Quatre leviers d'action

D'une part, cette crise provient de la conjoncture, avec des matériaux de construction toujours plus coûteux ou des taux d'intérêt en augmentation. D'autre part, certaines décisions de l'Etat ont réduit les dépenses ou renforcé des normes qui renchérissent les coûts de construction. L'heure étant à l'austérité budgétaire, aucune aide n'est prévue dans cette loi pour la production de logements. « Ce dont on a besoin, c'est d'une relance de la construction de logements sociaux. Et les dispositions prises dans ce texte se font dans un cadre budgétaire limité », dénonce la sénatrice UDI Amel Gacquerre, qui regrette également que le sujet de la fiscalité ne soit pas abordé.
Le ministère en charge du Logement annonce que Guillaume Kasbarian a l'ambition d'agir sur quatre leviers : « offrir de nouveaux outils aux maires pour construire, simplifier les procédures administratives pour construire plus vite, libérer l'investissement dans le logement abordable, faciliter l'accès au logement des Français ».

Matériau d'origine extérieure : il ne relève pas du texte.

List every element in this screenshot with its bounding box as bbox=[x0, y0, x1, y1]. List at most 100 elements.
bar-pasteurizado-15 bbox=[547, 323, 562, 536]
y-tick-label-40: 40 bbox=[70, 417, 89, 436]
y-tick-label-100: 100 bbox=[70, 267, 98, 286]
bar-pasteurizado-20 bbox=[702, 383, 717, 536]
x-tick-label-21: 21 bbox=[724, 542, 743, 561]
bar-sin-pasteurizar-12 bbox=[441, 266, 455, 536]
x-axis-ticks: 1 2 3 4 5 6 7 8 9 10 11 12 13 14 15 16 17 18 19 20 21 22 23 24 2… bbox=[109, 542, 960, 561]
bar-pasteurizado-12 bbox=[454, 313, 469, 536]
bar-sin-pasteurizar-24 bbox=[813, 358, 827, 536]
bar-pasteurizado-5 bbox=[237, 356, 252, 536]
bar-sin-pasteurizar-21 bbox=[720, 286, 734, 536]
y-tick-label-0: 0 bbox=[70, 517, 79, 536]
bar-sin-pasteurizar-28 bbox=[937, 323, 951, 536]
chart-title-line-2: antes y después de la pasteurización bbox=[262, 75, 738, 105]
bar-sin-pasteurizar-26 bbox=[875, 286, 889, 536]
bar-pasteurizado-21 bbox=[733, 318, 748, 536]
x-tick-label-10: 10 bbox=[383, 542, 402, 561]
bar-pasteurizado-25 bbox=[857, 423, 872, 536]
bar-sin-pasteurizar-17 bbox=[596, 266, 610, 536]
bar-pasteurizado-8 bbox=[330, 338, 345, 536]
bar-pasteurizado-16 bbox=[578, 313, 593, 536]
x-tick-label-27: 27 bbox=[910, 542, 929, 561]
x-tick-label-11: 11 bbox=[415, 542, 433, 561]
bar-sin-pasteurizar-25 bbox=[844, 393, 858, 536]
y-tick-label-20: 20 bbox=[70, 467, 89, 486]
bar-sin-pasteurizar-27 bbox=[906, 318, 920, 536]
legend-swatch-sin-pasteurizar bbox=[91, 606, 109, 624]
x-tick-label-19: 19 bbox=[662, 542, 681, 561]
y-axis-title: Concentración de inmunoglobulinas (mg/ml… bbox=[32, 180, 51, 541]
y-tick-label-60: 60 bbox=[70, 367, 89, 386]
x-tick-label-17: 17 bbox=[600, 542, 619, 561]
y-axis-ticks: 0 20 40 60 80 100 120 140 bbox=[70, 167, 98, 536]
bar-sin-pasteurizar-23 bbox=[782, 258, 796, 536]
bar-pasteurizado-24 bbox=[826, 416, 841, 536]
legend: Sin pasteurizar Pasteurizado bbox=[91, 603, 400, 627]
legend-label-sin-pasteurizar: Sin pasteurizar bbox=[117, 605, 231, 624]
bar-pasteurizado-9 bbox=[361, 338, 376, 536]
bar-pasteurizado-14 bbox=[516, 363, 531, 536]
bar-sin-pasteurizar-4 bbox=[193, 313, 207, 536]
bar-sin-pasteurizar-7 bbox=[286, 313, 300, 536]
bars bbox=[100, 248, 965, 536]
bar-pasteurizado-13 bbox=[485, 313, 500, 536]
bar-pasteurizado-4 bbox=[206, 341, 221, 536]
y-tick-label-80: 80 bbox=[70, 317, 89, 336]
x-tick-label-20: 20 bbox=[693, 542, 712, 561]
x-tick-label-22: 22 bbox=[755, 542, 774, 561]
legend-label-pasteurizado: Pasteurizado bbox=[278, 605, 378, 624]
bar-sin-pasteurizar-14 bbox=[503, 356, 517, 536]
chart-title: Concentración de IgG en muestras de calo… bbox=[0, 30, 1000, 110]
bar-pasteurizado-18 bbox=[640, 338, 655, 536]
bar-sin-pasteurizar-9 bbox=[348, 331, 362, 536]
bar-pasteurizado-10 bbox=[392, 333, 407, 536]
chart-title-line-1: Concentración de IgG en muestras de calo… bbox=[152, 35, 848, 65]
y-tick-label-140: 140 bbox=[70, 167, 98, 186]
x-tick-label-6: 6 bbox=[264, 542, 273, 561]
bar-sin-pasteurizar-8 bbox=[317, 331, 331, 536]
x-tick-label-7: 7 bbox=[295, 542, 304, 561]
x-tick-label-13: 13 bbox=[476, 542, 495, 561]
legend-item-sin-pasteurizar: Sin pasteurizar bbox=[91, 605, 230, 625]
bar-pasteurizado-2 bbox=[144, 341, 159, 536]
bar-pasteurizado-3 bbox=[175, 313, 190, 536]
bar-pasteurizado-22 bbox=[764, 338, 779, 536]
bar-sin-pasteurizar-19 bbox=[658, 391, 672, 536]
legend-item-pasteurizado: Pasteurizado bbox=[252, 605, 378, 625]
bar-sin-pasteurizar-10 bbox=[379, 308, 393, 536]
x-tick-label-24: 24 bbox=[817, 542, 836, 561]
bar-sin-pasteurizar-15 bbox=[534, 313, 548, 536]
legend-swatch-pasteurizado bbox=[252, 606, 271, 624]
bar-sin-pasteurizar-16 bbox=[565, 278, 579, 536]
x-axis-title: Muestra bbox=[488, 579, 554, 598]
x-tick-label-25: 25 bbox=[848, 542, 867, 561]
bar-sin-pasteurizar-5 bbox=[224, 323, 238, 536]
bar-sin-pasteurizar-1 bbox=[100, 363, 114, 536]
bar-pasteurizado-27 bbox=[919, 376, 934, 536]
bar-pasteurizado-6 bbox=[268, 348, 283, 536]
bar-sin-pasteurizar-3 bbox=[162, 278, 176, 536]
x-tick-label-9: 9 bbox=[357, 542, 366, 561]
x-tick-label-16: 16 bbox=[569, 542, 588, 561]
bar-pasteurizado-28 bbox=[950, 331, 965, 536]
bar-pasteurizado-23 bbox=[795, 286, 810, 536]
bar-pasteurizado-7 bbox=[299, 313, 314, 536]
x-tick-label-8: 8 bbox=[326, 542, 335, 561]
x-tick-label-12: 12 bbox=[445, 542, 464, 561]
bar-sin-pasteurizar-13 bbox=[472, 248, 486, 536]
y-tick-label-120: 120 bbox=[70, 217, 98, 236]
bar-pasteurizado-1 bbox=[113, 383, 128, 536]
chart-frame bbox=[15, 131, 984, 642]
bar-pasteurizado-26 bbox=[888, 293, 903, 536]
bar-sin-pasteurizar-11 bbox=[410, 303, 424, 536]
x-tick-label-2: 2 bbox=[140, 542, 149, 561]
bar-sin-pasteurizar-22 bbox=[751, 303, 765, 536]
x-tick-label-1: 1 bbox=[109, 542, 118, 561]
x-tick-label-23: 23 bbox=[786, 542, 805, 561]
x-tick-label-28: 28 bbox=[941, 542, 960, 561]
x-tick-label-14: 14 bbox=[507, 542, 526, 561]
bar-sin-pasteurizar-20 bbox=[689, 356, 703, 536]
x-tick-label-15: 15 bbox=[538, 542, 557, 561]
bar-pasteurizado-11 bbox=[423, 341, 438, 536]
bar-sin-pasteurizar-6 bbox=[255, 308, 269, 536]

Le Conseil national de l'habitat contre ce projet de loi

Consultée mi-avril par l'Agence France Presse (AFP), la première version de ce projet de loi ne suscite guère d'enthousiasme. Au contraire, elle a provoqué une levée de boucliers, notamment pour ses dispositions qui concernent le logement social. Même s'il n'a qu'une valeur consultative, le Conseil national de l'habitat (CNH), qui regroupe les nombreux acteurs du monde du logement (associations professionnels, bailleurs sociaux, associations de locataires, élus...), s'est majoritairement prononcé contre. Dans la foulée, les cinq principales associations de locataire HLM ont dénoncé « un projet de loi qui fait la chasse aux pauvres ». Leurs craintes ont notamment été alimentées par la latitude laissée aux maires afin d'attribuer les HLM neufs. Elles parlent notamment de « clientélisme électoral (...) voire de préférence nationale ».
Le durcissement des règles prévu pour les locataires HLM en cas de dépassement des plafonds de ressources, a également été dénoncé. Pour rappel, ces locataires verront leur loyer majoré et pourront plus facilement faire l'objet d'une expulsion du parc social au-delà d'un certain seuil. « Pour aller où ? C'est encore des petites ressources pour un ménage. Et les marches entre le logement social et le logement privé, dans certains territoires, elles sont très, très hautes ! », plaide le délégué général de la Fondation Abbé-Pierre Christophe Robert. Ce dernier s'inquiète aussi de l'assouplissement annoncé de la loi SRU qui oblige les villes à appliquer des quotas de logements sociaux. L'exécutif veut que des communes, hors des clous, puissent à l'avenir, intégrer le logement intermédiaire. D'ordinaire, ces types de logements sont plutôt destinés aux classes moyennes. Les intégrer dans une partie de leur production peut permettre à ces villes de rattraper leur retard. « Pourquoi vouloir affaiblir la loi SRU, donner une prime à ceux qui ne l'ont pas suffisamment appliquée depuis 20, 25 ans, alors que d'autres s'y sont collés ? », interroge Christophe Robert.
De son côté, le député de la majorité Bastien Marchive parle de « justice sociale » et défend son texte de loi. « La loi vient, de manière pragmatique, proposer une solution autre que celle de la répression, avec des amendes qui de fait ne fonctionnent pas », justifie-t-il.

Ce projet de loi sur le logement doit tout d'abord être examiné au Sénat mi-juin.